The 964 generation of Porsche 911 is best remembered for being the last iteration cut from the same cloth as the first 911s 30 years prior. Underneath its timeless body, however, the Stuttgart-based automaker’s latest offering was said to be 85 percent new when compared to its Carrera 3.2 predecessor.
Leading the way was an all-new naturally aspirated air-cooled 3.6-liter flat six-cylinder engine known as the M64. This engine was all aluminum with dry-sump lubrication, twin-spark ignition, and seven main bearings on a forged crankshaft. The chassis saw the first suspension redesign since the 911’s inception, with coil springs and shock absorbers replacing the previous signature torsion bars. Power steering and antilock brakes were also added for the first time, both as standard equipment.
All this updated technology created a new hurdle for Porsche engineers: how to incorporate the Turbo model. While they scrambled to adapt the new M64 engine to turbo configuration, the first 964 Turbos launched with a tweaked 3.3-liter engine from the preceding 930-chassis 911 Turbo. In February 1993, Porsche finally announced the 911 Turbo 3.6, the highest-performance regular production car the firm had ever produced.
Fed by a single KKK K27 turbocharger, power increased to a reported 355 horsepower and 384 pound-feet of torque. The engine shared most internal parts with that of the stock 964, but new pistons and camshafts provided the required 7.5:1 compression ratio. Road tests of the period reported a 0–60 time of just 4 seconds, on par with some Porsches of today.
The 964 3.6 Turbo was only sold for the 1993 and 1994 model years with fewer than 1,500 cars produced in total. The car was elevated to icon status when Will Smith and Martin Lawrence used a black Turbo 3.6 in Michael Bay’s iconic 1995 action film Bad Boys. Its low production number makes the late 964 Turbo 3.6 one of the rarest and highly coveted 911 models to date.

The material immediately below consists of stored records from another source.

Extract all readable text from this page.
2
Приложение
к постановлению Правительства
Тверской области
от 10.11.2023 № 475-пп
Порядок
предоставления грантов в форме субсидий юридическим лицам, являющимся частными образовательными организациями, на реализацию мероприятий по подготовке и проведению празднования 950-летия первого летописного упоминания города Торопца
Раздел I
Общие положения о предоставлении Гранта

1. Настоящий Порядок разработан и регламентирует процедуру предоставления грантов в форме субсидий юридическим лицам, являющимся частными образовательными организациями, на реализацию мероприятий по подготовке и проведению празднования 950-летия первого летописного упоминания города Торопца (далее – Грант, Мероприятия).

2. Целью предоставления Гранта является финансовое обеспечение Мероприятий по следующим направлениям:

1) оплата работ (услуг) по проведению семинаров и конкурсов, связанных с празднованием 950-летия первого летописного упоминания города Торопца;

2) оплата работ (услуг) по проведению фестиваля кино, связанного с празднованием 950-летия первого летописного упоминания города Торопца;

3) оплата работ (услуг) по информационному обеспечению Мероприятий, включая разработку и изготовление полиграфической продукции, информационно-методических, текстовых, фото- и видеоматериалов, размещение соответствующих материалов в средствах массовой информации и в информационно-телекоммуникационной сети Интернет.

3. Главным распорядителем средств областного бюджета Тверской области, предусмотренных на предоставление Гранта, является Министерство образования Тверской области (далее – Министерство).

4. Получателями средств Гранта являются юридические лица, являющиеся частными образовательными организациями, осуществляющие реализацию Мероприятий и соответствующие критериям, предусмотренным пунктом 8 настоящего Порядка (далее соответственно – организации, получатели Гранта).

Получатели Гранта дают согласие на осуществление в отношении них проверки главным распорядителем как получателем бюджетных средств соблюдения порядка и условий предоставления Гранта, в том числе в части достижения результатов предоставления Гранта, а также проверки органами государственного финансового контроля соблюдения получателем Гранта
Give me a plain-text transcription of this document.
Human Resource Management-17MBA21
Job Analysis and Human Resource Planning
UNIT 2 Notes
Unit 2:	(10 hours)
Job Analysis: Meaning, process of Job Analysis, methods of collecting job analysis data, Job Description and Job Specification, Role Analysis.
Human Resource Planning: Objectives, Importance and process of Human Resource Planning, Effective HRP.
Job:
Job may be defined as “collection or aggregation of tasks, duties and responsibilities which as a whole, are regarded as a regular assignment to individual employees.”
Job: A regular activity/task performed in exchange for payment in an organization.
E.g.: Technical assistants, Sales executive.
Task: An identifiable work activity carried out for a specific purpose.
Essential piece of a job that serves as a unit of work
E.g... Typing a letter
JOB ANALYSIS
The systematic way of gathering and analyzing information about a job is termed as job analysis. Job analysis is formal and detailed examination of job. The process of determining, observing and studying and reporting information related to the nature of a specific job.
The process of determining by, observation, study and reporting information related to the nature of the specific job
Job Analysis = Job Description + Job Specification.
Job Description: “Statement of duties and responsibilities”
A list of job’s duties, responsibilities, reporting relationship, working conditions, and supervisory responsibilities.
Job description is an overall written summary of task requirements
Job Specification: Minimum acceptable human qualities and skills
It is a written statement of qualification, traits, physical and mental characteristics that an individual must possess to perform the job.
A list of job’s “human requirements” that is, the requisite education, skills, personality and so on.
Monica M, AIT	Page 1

Finished in striking black over cashmere and black upholstery, this Turbo appears ripped from the movie posters on teenage bedroom walls of an entire generation. The car was completed 31 August 1993 and originally delivered to New Jersey. Build documents show it came well equipped with dual heated front seats, lumbar support, 18-inch polished alloy wheels with Porsche crest center caps, recoil bumpers, and a top-tinted windscreen.
The 964-based Turbo 3.6 coupes are rare, fast, and extremely collectible. When Will Smith’s character Mike Lawrey returned to the wheel of a Porsche in the reprise Bad Boys for Life film, it was in a late model 911 Carrera 4S—a capable car, to be sure, but one lacking the appealing menace of the original black 964 Turbo. Slide behind the wheel of this example, and it will take just one turn of the ignition and press of the throttle to grasp why these, of all Porsche 911 Turbos, are so highly prized.